記者会見では辞任する9人のコメントをまとめた資料も配られた。

 「今回の混乱の経緯はともかく、官側の提案に基づいて取締役会で正式決議したことを根底から覆されたことと、両者間の信頼関係が修復困難な中で、今後取締役会議長としてガバナンスを遂行することに確信がもてなくなった」(坂根氏)

 「まことに残念なことですが、これでは内外のトッププロフェッショナルを集め(中略)、グローバルな一流どころと組んで仕事をすることは今後、極めて難しいと見るべきでしょう」(冨山氏)

 「産業革新投資機構が、ゾンビの救済機関になろうとしているときに、私が社外取締役に留まる理由はありません」(星氏)

 その道のプロたちが「本格的なSWFを立ち上げよう」意気込みで集結したのに、経産省(や官邸)に翻弄された悔しさが滲み出ている。

 田中氏の発言で一番、印象に残ったのは、

 「(JICでは)民のベストプラクティスを生かすのだと思っていたが、(実態は)国の意向を反映する官ファンドだった」

 の一言だった。

 JICはすでに、金子氏らの活躍により、米国西海岸で最大2000億円の投資枠を持つバイオベンチャー向けの投資ファンドを立ち上げる手続きに入っていたが、経産省と財務省の待ったで白紙になった。

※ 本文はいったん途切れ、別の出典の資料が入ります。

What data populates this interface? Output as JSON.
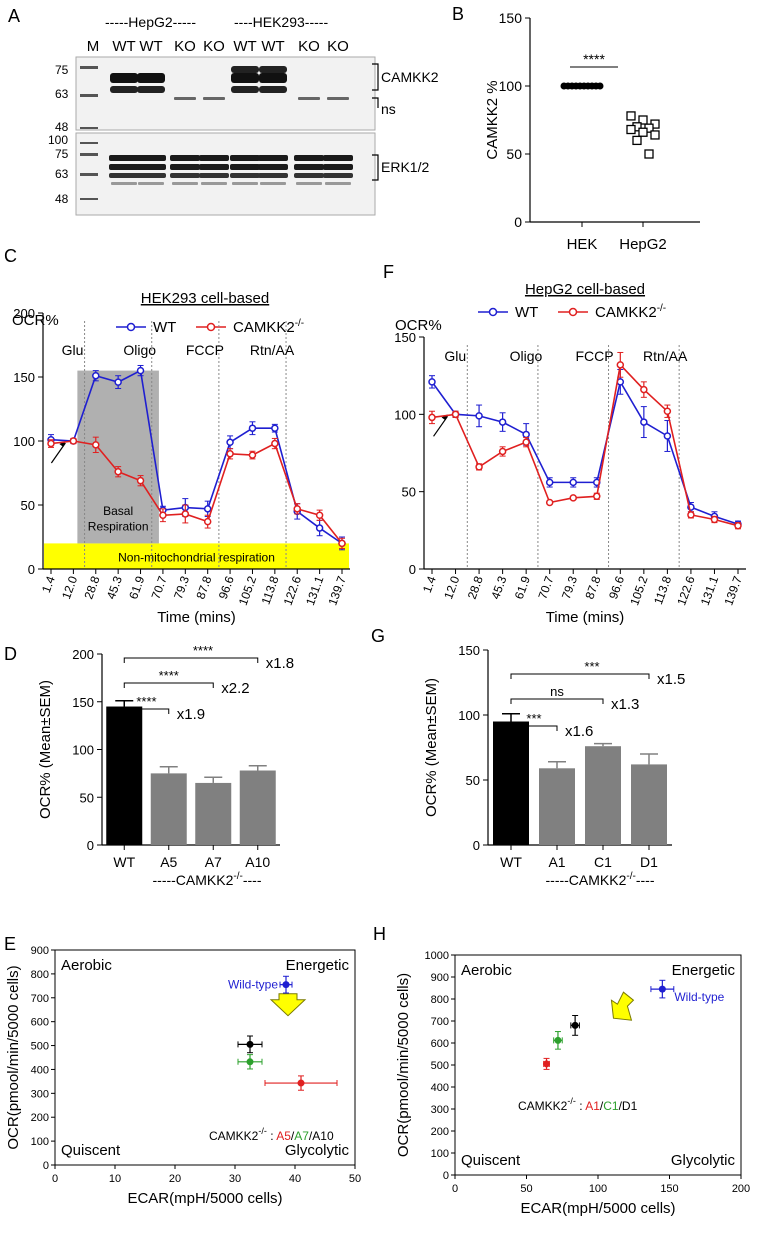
{
  "figure": {
    "panel_letters": [
      "A",
      "B",
      "C",
      "D",
      "E",
      "F",
      "G",
      "H"
    ]
  },
  "blot": {
    "lane_labels": [
      "M",
      "WT",
      "WT",
      "KO",
      "KO",
      "WT",
      "WT",
      "KO",
      "KO"
    ],
    "group_labels": [
      "-----HepG2-----",
      "----HEK293-----"
    ],
    "markers_top": [
      "75",
      "63",
      "48"
    ],
    "markers_bottom": [
      "100",
      "75",
      "63",
      "48"
    ],
    "band_labels": [
      "CAMKK2",
      "ns",
      "ERK1/2"
    ]
  },
  "colors": {
    "wt": "#1f1fd1",
    "ko": "#e02020",
    "black": "#000000",
    "gray": "#808080",
    "green": "#2ca02c",
    "yellow": "#ffff00",
    "shade": "#b0b0b0"
  },
  "chart_data": [
    {
      "id": "B",
      "type": "scatter",
      "title": "",
      "ylabel": "CAMKK2 %",
      "xlabel": "",
      "categories": [
        "HEK",
        "HepG2"
      ],
      "ylim": [
        0,
        150
      ],
      "yticks": [
        "0",
        "50",
        "100",
        "150"
      ],
      "series": [
        {
          "name": "HEK",
          "marker": "filled-circle",
          "values": [
            100,
            100,
            100,
            100,
            100,
            100,
            100,
            100,
            100,
            100
          ]
        },
        {
          "name": "HepG2",
          "marker": "open-square",
          "values": [
            78,
            75,
            72,
            70,
            69,
            68,
            66,
            64,
            60,
            50
          ]
        }
      ],
      "annotations": [
        "****"
      ]
    },
    {
      "id": "C",
      "type": "line",
      "title": "HEK293 cell-based",
      "ylabel": "OCR%",
      "xlabel": "Time (mins)",
      "ylim": [
        0,
        200
      ],
      "yticks": [
        "0",
        "50",
        "100",
        "150",
        "200"
      ],
      "x": [
        "1.4",
        "12.0",
        "28.8",
        "45.3",
        "61.9",
        "70.7",
        "79.3",
        "87.8",
        "96.6",
        "105.2",
        "113.8",
        "122.6",
        "131.1",
        "139.7"
      ],
      "injections": [
        "Glu",
        "Oligo",
        "FCCP",
        "Rtn/AA"
      ],
      "series": [
        {
          "name": "WT",
          "color": "#1f1fd1",
          "values": [
            101,
            100,
            151,
            146,
            155,
            46,
            48,
            47,
            99,
            110,
            110,
            45,
            32,
            20
          ],
          "err": [
            4,
            2,
            4,
            5,
            4,
            3,
            7,
            6,
            5,
            5,
            3,
            6,
            6,
            5
          ]
        },
        {
          "name": "CAMKK2-/-",
          "color": "#e02020",
          "values": [
            98,
            100,
            97,
            76,
            69,
            42,
            43,
            37,
            90,
            89,
            98,
            47,
            42,
            20
          ],
          "err": [
            3,
            2,
            6,
            4,
            4,
            5,
            7,
            5,
            4,
            3,
            4,
            4,
            4,
            4
          ]
        }
      ],
      "legend": {
        "wt": "WT",
        "ko_base": "CAMKK2",
        "ko_sup": "-/-"
      },
      "annotations": {
        "basal_line1": "Basal",
        "basal_line2": "Respiration",
        "nonmito": "Non-mitochondrial respiration"
      }
    },
    {
      "id": "F",
      "type": "line",
      "title": "HepG2 cell-based",
      "ylabel": "OCR%",
      "xlabel": "Time (mins)",
      "ylim": [
        0,
        150
      ],
      "yticks": [
        "0",
        "50",
        "100",
        "150"
      ],
      "x": [
        "1.4",
        "12.0",
        "28.8",
        "45.3",
        "61.9",
        "70.7",
        "79.3",
        "87.8",
        "96.6",
        "105.2",
        "113.8",
        "122.6",
        "131.1",
        "139.7"
      ],
      "injections": [
        "Glu",
        "Oligo",
        "FCCP",
        "Rtn/AA"
      ],
      "series": [
        {
          "name": "WT",
          "color": "#1f1fd1",
          "values": [
            121,
            100,
            99,
            95,
            87,
            56,
            56,
            56,
            121,
            95,
            86,
            40,
            34,
            29
          ],
          "err": [
            4,
            2,
            7,
            6,
            7,
            3,
            3,
            3,
            8,
            10,
            10,
            3,
            3,
            2
          ]
        },
        {
          "name": "CAMKK2-/-",
          "color": "#e02020",
          "values": [
            98,
            100,
            66,
            76,
            82,
            43,
            46,
            47,
            132,
            116,
            102,
            35,
            32,
            28
          ],
          "err": [
            4,
            2,
            2,
            3,
            3,
            1,
            1,
            2,
            8,
            5,
            4,
            2,
            2,
            2
          ]
        }
      ],
      "legend": {
        "wt": "WT",
        "ko_base": "CAMKK2",
        "ko_sup": "-/-"
      }
    },
    {
      "id": "D",
      "type": "bar",
      "title": "",
      "ylabel": "OCR% (Mean±SEM)",
      "xlabel": "-----CAMKK2-/- ----",
      "categories": [
        "WT",
        "A5",
        "A7",
        "A10"
      ],
      "values": [
        145,
        75,
        65,
        78
      ],
      "err": [
        6,
        7,
        6,
        5
      ],
      "colors": [
        "#000000",
        "#808080",
        "#808080",
        "#808080"
      ],
      "ylim": [
        0,
        200
      ],
      "yticks": [
        "0",
        "50",
        "100",
        "150",
        "200"
      ],
      "comparisons": [
        {
          "stars": "****",
          "fold": "x1.8",
          "to": 3
        },
        {
          "stars": "****",
          "fold": "x2.2",
          "to": 2
        },
        {
          "stars": "****",
          "fold": "x1.9",
          "to": 1
        }
      ],
      "group_label": {
        "base": "-----CAMKK2",
        "sup": "-/-",
        "tail": "----"
      }
    },
    {
      "id": "G",
      "type": "bar",
      "title": "",
      "ylabel": "OCR% (Mean±SEM)",
      "xlabel": "-----CAMKK2-/- ----",
      "categories": [
        "WT",
        "A1",
        "C1",
        "D1"
      ],
      "values": [
        95,
        59,
        76,
        62
      ],
      "err": [
        6,
        5,
        2,
        8
      ],
      "colors": [
        "#000000",
        "#808080",
        "#808080",
        "#808080"
      ],
      "ylim": [
        0,
        150
      ],
      "yticks": [
        "0",
        "50",
        "100",
        "150"
      ],
      "comparisons": [
        {
          "stars": "***",
          "fold": "x1.5",
          "to": 3
        },
        {
          "stars": "ns",
          "fold": "x1.3",
          "to": 2
        },
        {
          "stars": "***",
          "fold": "x1.6",
          "to": 1
        }
      ],
      "group_label": {
        "base": "-----CAMKK2",
        "sup": "-/-",
        "tail": "----"
      }
    },
    {
      "id": "E",
      "type": "scatter",
      "title": "",
      "xlabel": "ECAR(mpH/5000 cells)",
      "ylabel": "OCR(pmool/min/5000 cells)",
      "xlim": [
        0,
        50
      ],
      "ylim": [
        0,
        900
      ],
      "xticks": [
        "0",
        "10",
        "20",
        "30",
        "40",
        "50"
      ],
      "yticks": [
        "0",
        "100",
        "200",
        "300",
        "400",
        "500",
        "600",
        "700",
        "800",
        "900"
      ],
      "points": [
        {
          "name": "Wild-type",
          "x": 38.5,
          "y": 755,
          "xerr": 1,
          "yerr": 35,
          "color": "#1f1fd1"
        },
        {
          "name": "A5",
          "x": 41,
          "y": 343,
          "xerr": 6,
          "yerr": 30,
          "color": "#e02020"
        },
        {
          "name": "A7",
          "x": 32.5,
          "y": 432,
          "xerr": 2,
          "yerr": 30,
          "color": "#2ca02c"
        },
        {
          "name": "A10",
          "x": 32.5,
          "y": 505,
          "xerr": 2,
          "yerr": 35,
          "color": "#000000"
        }
      ],
      "arrow": {
        "x": 39,
        "y": 650,
        "dir": "down"
      },
      "quadrants": [
        "Aerobic",
        "Energetic",
        "Quiscent",
        "Glycolytic"
      ],
      "wt_label": "Wild-type",
      "ko_label": {
        "base": "CAMKK2",
        "sup": "-/-",
        "sep": " : ",
        "names": [
          "A5",
          "A7",
          "A10"
        ],
        "slash": "/"
      }
    },
    {
      "id": "H",
      "type": "scatter",
      "title": "",
      "xlabel": "ECAR(mpH/5000 cells)",
      "ylabel": "OCR(pmool/min/5000 cells)",
      "xlim": [
        0,
        200
      ],
      "ylim": [
        0,
        1000
      ],
      "xticks": [
        "0",
        "50",
        "100",
        "150",
        "200"
      ],
      "yticks": [
        "0",
        "100",
        "200",
        "300",
        "400",
        "500",
        "600",
        "700",
        "800",
        "900",
        "1000"
      ],
      "points": [
        {
          "name": "Wild-type",
          "x": 145,
          "y": 845,
          "xerr": 8,
          "yerr": 40,
          "color": "#1f1fd1"
        },
        {
          "name": "A1",
          "x": 64,
          "y": 505,
          "xerr": 2,
          "yerr": 25,
          "color": "#e02020"
        },
        {
          "name": "C1",
          "x": 72,
          "y": 612,
          "xerr": 3,
          "yerr": 40,
          "color": "#2ca02c"
        },
        {
          "name": "D1",
          "x": 84,
          "y": 680,
          "xerr": 3,
          "yerr": 45,
          "color": "#000000"
        }
      ],
      "arrow": {
        "x": 115,
        "y": 740,
        "dir": "down-left"
      },
      "quadrants": [
        "Aerobic",
        "Energetic",
        "Quiscent",
        "Glycolytic"
      ],
      "wt_label": "Wild-type",
      "ko_label": {
        "base": "CAMKK2",
        "sup": "-/-",
        "sep": " : ",
        "names": [
          "A1",
          "C1",
          "D1"
        ],
        "slash": "/"
      }
    }
  ]
}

 田中氏は「せっかく集めた優秀な人材が雲散霧消してしまった」と悔やんで見せた。

■ 政府がやらせたかったのは「ゾンビ企業の救済」

 田中氏らがやりたがっていたベンチャー投資を止めてまで、国はJICに何をやらせたかったのか。それは紛れもなく、星氏が指摘している「ゾンビ企業の救済」だろう。

 JICの前身で現在も活動している産業革新機構(INCJ、志賀俊之代表取締役会長)は、総合電機の負け組液晶事業の寄せ集めであるジャパン・ディスプレイ(JDI)に2750億円、ルネサスエレクトロニクスに1383億円を出資している。
国際競争力を失った日本の総合電機の延命に巨額の税金を投じているのだ。

 JICは「ゾンビを救済しない」と決めていたはずだが、そこに民と官の思惑の違いがあった。官はやはり、税金を使ってゾンビ企業を救済したいのだ。例えば債務超過を免れるための東芝メモリ売却にはINCJが一枚噛んでいるが、
メモリ事業を手放した東芝はゾンビ予備軍である。トルコの原発輸出が厳しくなった三菱重工業も陸海空で失策が続く。経団連会長を輩出している日立製作所とて、盤石ではない。ゴーン前会長逮捕で揺れる日産自動車もゾンビになる恐れがある。

 官は公的資金の注入をチラつかせながら、こうした企業の再編を主導することで存在感を増したいのだろうが、それは「健全な金融機能の強化による日本の産業競争力強化」を掲げたJICと真逆の道である。今回は官に三行半を叩きつけた9人に拍手を送りたい。